Credit: Pat Redmond/Showtime

Penny Dreadful’s Ethan Chandler (Josh Hartnett) is a werewolf. An American werewolf in London. Right?

The gunslinger, who traveled from the Old West to late 19th-century London, confirmed his supernatural classification in the season 1 finale of Showtime’s gothic horror series when he morphed into a familiar-looking furry creature that tore apart a pub, leaving a vicious bloodbath in his wake. It left no doubt in my mind about what he was.

Until EW’s Kelly Connolly did an interview with showrunner John Logan that gave me pause.

“He always knew that there was a darkness around him, a potential for violence, something he didn’t understand,” Logan says of Ethan. “And this season he’s able to put a name to exactly what it is. And he has to grapple with that, which is pretty devastating.”

So does that mean that as of last year’s finale Ethan may not have known he was a werewolf, or at least not wanted to accept that was what he was? Or does it mean that “what it is” might not be a werewolf at all?

There are (many, many) signs from season 1 that do seem to point toward Ethan being a werewolf, the main one being this video. Ethan also has a very bad temper and an almost animal-like violence at times. He tries to avoid being around people during the full moon. He had a great deal of sympathy toward the undead boy the team captured and attempted to torture for information, implying a connection to other dark creatures. He also refused to give blood for a transfusion to “detox” the boy (Out of being…undead?) implying that maybe he believed he could pass something on through his blood.

Ethan also had a serious Dr. Dolittle-like ability to ward off that angry pack of wolves in the zoo. He randomly woke up on the waterfront with bloody marks on his hands from digging his nails (or claws) into his palms and told Brona (R.I.P., kinda) the injury was “a long story,” implying he knew he had changed and most likely knew what he changed into. He’s not afraid of getting consumption from Brona, possibly because animals can’t catch human illnesses and maybe that applies to werewolves as well?

He freaked out at the illegal dog fight that Dorian Grey took him to, which led to a bar brawl and an implication he didn’t like seeing an animal abused. He is extremely polite and gentle with women, ex. Brona and Vanessa, but he’s always the focus of the scenes that come right after we see the continuing brutal murders of women in London. So does that imply he’s the murderer?

​And then there is the whole set of clues tied to the two bounty hunters—one of whom is an Apache—who came to bring him back to his dad. They said that Ethan “left tears and a whole lot of blood behind him,” and came packing some serious-looking chains (to hold something that must be seriously strong), saying they would drag him back “like a monkey” if he wouldn’t come willingly. They also referred to “tracking him” as their “prey.” All of this happened before Ethan finally transformed in front of them into the biggest clue of all, his werewolf-looking self, and massacred an entire pub.

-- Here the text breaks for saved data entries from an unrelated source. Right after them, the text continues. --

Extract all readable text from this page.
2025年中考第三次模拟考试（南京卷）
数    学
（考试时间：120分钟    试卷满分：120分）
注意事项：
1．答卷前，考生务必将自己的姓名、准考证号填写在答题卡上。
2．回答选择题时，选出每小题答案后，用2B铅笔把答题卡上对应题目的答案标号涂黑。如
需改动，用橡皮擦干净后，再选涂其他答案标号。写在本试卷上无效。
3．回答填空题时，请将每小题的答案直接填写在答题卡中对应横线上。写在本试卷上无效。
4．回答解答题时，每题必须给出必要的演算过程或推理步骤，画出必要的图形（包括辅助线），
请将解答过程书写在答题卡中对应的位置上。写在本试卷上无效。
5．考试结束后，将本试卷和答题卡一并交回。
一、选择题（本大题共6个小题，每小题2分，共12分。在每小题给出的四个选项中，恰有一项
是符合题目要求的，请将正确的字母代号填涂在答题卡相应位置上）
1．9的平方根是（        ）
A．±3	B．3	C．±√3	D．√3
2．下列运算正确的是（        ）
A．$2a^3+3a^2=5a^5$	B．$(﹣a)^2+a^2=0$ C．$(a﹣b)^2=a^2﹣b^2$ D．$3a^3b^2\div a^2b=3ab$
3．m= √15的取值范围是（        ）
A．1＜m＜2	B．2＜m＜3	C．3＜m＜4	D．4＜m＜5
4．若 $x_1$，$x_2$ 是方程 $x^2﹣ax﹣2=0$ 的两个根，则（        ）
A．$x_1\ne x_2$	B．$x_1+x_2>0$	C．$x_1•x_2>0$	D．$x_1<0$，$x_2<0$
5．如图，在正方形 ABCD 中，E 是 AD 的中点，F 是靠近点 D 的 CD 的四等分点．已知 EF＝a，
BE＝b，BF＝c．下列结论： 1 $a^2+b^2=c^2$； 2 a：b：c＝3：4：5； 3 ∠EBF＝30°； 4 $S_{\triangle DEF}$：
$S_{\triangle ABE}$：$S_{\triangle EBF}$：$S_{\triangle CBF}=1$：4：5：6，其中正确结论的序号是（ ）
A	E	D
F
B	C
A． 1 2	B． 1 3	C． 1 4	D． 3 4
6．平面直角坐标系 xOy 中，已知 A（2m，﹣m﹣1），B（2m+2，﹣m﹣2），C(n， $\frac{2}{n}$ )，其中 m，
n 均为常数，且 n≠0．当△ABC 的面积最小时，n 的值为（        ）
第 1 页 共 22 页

But there are other clues throughout the season indicating that Ethan may be something far deeper and spiritual than a werewolf: his story about his love for Anasazi wall paintings that depict animals, the sun, and the moon, and how much he knows about Native American culture in general. How Vanessa hallucinates that he’s the devil when she is possessed, but he ends up being the one with the power to exorcize her. These all suggest his connection to spiritual forces and that he has powers beyond what a “normal” werewolf would. And I think we can expect a twist on the traditional werewolf for Ethan’s character because of a comment Logan made regarding season 2’s big bad: witches.

“One of the great challenges to us, and to all the departments, was in trying to find a way to present our witches, because we didn’t want old crones with tall black hats,” Logan says. “So we tried to find a Penny Dreadful version of witches, which is on one hand both terribly attractive and also terribly frightening. Because I think that’s the sweet spot of this show, that things can be beautiful and horrifying simultaneously—like all the characters.”

My current theory on the genus and species of Ethan’s character weighs heavily on his ties with the Native American community and their lore. In the Native American community, a culture that Ethan was all too familiar with back in the States, a wendigo is a demonic half-beast, half-man creature that appears in legends. The creature typically transforms into a monster from a person, as we saw Ethan do. And Ethan being a wendigo would be so much more Penny Dreadful than a regular old run-of-the-mill werewolf. What makes that route even more interesting is how the Native Americans believe one becomes a wendigo: eating human flesh.

Ethan spent a great deal of time with the Native Americans in the U.S. “on the trail,” as he has put it, and we don’t know exactly what went on during that time. But we know he left a “whole lot of blood,” behind him and if he did consume human flesh for whatever reason, and became a wendigo, it would explain all of his werewolflike behaviors as well as a few (but not all) of the spiritual and mystical clues we’ve seen.

So much to ponder. All so very interesting. All so very dreadful.

Season 2 of Penny Dreadful premieres Sunday, May 3 at 10 p.m. ET on Showtime.